No mesmo diapasão de reiteradas decisões judiciais e do Supremo Tribunal Federal, não se pode admitir sequer, a simples enunciação da possibilidade de interferência no âmbito da liberdade de ensinar – que é uma categoria constitutiva dos direitos fundamentais, a liberdade de consciência de expressão, de comunicação, sem falar daquelas ligadas ao sistema de proteção à educação, que estão tanto na Declaração Universal dos Direitos Humanos quanto na Convenção Interamericana de Direitos, quanto nos protocolos derivados dela, como de São Salvador.

Esse é o perigo iminente quando o obscurantismo sombrio da exceção na esfera de governo, liberando o fascismo social, açula o guarda do esquina, o que justificou a recusa do vice-presidente Pedro Aleixo de assinar o AI-5, em 1968, ao contrário de seu colega de ministério, coadjutor orgânico da ditadura mandando “Às favas, senhor presidente, neste momento, todos os escrúpulos de consciência.” para a sua irrestrita adesão.

Os Princípios em vias de adoção pela CIDH, por isso, entre os seus fundamentados enunciados, em definir o âmbito de proteção da liberdade acadêmica, inclui em suas prescrições, aqueles relativos ao princípios de não discriminação, de proteção frente às interferências do Estado, de proteção frente a atos de violência, de inviolabilidade do espaço acadêmico,  de restrições e limitações à liberdade acadêmica, de proibição de censura e excepcionalidade do exercício punitivo estatal,  mas também, de proteção e prevenção frente a ações ou omissões de particulares.

(*) José Geraldo de Sousa Junior é professor titular na Faculdade de Direito e ex-reitor da Universidade de Brasília (UnB)

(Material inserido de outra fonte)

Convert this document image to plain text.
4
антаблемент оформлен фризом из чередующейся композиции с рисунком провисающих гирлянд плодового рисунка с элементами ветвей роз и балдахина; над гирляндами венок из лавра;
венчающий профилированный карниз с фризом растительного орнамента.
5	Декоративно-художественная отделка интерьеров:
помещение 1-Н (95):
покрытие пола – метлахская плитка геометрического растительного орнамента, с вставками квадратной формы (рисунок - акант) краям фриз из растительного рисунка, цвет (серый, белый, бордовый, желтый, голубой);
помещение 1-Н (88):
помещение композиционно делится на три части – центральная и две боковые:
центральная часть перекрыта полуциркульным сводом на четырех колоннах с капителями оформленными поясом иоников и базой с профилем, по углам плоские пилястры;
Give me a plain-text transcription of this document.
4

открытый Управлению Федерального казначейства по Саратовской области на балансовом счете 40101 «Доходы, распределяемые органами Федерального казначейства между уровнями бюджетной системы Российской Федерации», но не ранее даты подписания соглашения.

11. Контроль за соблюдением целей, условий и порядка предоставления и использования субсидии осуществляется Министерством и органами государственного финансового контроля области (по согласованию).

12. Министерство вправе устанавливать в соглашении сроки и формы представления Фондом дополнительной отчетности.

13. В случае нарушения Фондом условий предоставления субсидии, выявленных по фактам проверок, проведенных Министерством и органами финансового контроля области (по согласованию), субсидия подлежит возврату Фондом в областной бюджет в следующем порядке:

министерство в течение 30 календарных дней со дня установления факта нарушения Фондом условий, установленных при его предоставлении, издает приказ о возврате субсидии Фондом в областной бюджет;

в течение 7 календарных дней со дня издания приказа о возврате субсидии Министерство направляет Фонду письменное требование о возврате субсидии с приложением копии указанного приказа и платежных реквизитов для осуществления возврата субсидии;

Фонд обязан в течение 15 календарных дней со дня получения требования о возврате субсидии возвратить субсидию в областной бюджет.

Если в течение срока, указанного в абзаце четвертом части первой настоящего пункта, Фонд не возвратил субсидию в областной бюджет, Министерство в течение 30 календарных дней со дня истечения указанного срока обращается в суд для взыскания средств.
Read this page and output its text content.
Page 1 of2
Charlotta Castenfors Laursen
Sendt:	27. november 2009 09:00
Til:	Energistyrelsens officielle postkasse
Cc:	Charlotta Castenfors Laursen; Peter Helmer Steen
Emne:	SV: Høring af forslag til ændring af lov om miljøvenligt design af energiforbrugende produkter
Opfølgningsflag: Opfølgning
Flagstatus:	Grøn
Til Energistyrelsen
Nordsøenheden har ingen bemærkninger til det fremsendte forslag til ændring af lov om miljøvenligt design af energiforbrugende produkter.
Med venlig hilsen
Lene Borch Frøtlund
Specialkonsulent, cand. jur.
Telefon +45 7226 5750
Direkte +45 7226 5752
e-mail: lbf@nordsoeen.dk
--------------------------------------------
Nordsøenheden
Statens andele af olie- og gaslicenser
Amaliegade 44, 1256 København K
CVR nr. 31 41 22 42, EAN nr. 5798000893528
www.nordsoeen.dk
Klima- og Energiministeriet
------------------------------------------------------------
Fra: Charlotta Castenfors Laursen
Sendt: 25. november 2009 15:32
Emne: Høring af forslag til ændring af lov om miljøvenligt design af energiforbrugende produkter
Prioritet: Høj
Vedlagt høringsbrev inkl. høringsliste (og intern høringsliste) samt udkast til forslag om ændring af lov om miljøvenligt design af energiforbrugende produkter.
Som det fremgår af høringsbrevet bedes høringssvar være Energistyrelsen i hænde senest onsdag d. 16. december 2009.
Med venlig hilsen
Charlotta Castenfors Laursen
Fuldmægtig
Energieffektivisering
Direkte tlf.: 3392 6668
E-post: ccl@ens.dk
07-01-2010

José Geraldo de Sousa Junior é graduado em Ciências Jurídicas e Sociais pela Associação de Ensino Unificado do Distrito Federal – AEUDF, mestre e doutor em Direito pela Universidade de Brasília – UnB. É também jurista, pesquisador de temas relacionados aos direitos humanos e à cidadania, sendo reconhecido como um dos autores do projeto Direito Achado na Rua, grupo de pesquisa com mais de 45 pesquisadores envolvidos.

Professor da UnB desde 1985, ocupou postos importantes dentro e fora da Universidade. Foi chefe de gabinete e procurador jurídico na gestão do professor Cristovam Buarque; dirigiu o Departamento de Política do Ensino Superior no Ministério da Educação; é membro do Conselho Federal da Ordem dos Advogados do Brasil – OAB, onde acumula três décadas de atuação na defesa dos direitos civis e de mediação de conflitos sociais.

Em 2008, foi escolhido reitor, em eleição realizada com voto paritário de professores, estudantes e funcionários da UnB. É autor de, entre outros, Sociedade Democrática (Universidade de Brasília, 2007), O Direito Achado na Rua. Concepção e Prática 2015 (Lumen Juris, 2015) e Para um Debate Teórico-Conceitual e Político Sobre os Direitos Humanos (Editora D’Plácido, 2016).